This week, Americans saw firsthand that the President of the United States does not truly command the Executive Branch and is not fully accountable to voters. After clearing the way for Joe Biden in 2020, the Democratic Party has now replaced the winner of their primary with a woman who did not win a single state contest in 2020 or 2024.
If you’re reading this, you already know how our government actually works, as opposed to how it’s supposed to work on paper. The average, politically disengaged American has now seen it play out in real time… and shrugged.
I wrote yesterday about how our country continually sets new precedents that stray further from the founders' framework. In 2024, where mass media, smartphones, and social media have destroyed attention spans and dulled our minds, nothing surprises us anymore.
Despite loudly proclaiming for more than three years that he was running, with corporate media affirming that he was “sharp as a tack,” President Biden stepped down from the campaign via tweet on a Sunday afternoon. Pundits gasped, but the average American barely raised an eyebrow. “Sure, I figured that would happen.”
Ten days ago, the once and future president was shot at a rally, emerging from the stage covered in blood, holding his fist triumphantly in the air. This moment energized Republicans, but the news cycle quickly moved on, and many average Americans will forget it in another week.
Leftist media is currently promoting Vice President Kamala Harris, pushing a narrative that she is “cool” and appeals to younger generations. This too will likely be forgotten soon, though not until after the Democratic National Convention, which will be breathlessly promoted by the same supposedly objective news media that scoffed at Hulk Hogan.
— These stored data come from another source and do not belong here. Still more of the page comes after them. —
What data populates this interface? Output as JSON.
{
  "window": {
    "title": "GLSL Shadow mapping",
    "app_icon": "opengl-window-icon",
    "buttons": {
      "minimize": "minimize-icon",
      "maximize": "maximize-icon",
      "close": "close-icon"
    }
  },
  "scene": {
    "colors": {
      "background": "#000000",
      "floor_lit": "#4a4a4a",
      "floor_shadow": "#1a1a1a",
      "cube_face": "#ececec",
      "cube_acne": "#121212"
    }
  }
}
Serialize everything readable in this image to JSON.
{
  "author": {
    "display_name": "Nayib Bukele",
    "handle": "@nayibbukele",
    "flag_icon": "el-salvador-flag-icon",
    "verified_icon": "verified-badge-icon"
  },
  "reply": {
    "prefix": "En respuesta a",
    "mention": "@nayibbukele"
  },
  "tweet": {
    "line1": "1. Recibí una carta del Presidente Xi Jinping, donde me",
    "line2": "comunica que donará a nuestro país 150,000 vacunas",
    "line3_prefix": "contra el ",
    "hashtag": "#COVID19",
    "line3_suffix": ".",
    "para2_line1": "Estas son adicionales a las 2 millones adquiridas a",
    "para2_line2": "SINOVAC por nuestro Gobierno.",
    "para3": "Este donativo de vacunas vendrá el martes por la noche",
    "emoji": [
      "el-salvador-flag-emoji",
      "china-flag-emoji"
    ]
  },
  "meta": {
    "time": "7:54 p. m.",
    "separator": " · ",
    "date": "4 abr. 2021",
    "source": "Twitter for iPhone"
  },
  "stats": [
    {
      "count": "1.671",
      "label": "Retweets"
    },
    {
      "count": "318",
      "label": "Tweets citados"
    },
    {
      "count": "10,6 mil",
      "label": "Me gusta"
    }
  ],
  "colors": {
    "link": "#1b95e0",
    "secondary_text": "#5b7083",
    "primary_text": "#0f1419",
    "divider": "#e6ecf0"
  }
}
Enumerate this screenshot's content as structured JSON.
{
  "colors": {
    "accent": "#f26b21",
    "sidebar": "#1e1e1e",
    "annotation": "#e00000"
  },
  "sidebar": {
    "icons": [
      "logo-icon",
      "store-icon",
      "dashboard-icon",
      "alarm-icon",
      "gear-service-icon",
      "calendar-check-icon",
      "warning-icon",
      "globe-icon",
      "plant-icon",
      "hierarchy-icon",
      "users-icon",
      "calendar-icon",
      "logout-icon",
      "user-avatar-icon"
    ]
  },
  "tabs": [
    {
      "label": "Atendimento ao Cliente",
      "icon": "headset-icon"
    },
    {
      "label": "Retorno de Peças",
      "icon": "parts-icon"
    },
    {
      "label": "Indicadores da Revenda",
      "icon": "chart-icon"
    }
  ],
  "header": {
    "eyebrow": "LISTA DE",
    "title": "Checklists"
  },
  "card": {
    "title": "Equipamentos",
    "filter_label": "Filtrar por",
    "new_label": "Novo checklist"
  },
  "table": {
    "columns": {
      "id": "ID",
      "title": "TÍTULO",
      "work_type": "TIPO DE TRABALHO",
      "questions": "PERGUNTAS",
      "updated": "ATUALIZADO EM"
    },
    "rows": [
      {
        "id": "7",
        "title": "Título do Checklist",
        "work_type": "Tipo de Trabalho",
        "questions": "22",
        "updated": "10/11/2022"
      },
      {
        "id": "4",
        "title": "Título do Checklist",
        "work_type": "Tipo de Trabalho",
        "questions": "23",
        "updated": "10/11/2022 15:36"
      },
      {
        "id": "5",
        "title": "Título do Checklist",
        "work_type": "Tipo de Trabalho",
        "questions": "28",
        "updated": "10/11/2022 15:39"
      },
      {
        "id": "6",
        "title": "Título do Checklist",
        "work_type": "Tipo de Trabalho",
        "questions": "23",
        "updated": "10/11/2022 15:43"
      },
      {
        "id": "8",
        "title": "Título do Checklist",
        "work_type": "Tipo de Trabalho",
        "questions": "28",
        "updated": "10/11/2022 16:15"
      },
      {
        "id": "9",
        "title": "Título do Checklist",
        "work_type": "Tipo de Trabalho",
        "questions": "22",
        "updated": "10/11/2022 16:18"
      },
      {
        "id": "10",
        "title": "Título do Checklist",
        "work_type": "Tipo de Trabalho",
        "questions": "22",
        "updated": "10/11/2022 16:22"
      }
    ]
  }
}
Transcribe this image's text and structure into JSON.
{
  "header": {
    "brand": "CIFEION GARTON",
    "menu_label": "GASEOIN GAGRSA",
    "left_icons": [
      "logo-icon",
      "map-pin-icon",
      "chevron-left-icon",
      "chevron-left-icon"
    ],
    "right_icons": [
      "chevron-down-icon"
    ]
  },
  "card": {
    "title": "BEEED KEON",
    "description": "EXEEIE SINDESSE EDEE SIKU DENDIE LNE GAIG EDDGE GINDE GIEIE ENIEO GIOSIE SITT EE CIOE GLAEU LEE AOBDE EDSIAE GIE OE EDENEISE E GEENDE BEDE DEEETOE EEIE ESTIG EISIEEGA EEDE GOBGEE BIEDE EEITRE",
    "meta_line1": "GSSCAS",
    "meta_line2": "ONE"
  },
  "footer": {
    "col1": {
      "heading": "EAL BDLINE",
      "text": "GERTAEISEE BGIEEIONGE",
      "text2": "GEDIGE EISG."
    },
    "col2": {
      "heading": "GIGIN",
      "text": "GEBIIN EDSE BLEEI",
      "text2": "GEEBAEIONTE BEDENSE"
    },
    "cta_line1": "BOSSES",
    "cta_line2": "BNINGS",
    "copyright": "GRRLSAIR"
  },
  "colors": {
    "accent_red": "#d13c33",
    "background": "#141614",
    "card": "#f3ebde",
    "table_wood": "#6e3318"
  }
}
This national short-term attention span is detrimental to our Republic. It means power brokers can essentially do whatever they want because a critical mass of the American people simply don’t care. Ballot harvesting, candidate swapping, ignoring state election laws—none of it matters, because most people simply don’t care.
Part of the problem is that it is nearly impossible to know anything with certainty. A grainy 8mm video of President Kennedy's assassination has fueled more than half a century of competing theories. You might think that ubiquitous smartphones in 1963 would have revealed the real story, but that’s not the case. Despite copious amounts of audio and video from Donald Trump’s rally in Butler, Pennsylvania, there is still no consensus on what actually happened, with numerous theories spreading across the internet.
With so much conflicting information, tuning out is a rational decision.
This is the paradigm exploited by the backers of Proposition 1, the jungle primary and ranked choice voting initiative in Idaho. Most people outside the political world don’t know the details of our system, so when signature gatherers told them this initiative would let everyone vote, they signed and returned to their regular lives.
Conservatives make a mistake by believing more information will inevitably lead to political change. The American people are drowning in information, which is why so many choose to tune it out. One more blog post about how you believe the 2020 election was stolen, or about the real story with COVID shots, or who is really pulling the strings in the White House, is not going to change anything.
So what can we do?
Education is crucial. We need schools to teach real civics, not just the grade school version many assume is accurate. Imagine if every young adult not only knew about the three branches of government and how a bill becomes law but also understood the influence of corporations and lobbyists, how the administrative state defies accountability, and how personnel is policy.
We don’t need to raise cynics, but we need people who understand how our society works and are willing to get involved. If, as Yeats said, the best lack all conviction, then we cede the levers of power to the worst. We need good, honorable, wise men and women stepping up to work in government and run for public office.
Maybe that’s you. If you complain each year about the quality of candidates on your ballot, maybe it’s a sign you need to step up yourself. Our legislators are just people, like you or me, with the same strengths and weaknesses. The skills that win elections are not always the same skills that make good lawmakers. It’s up to us to step up, as candidates, as voters, and as engaged citizens of a Republic.
“Raising awareness” is overrated. Talk is cheap, but action gets results. We aren’t going to keep our Republic by sitting at our desks.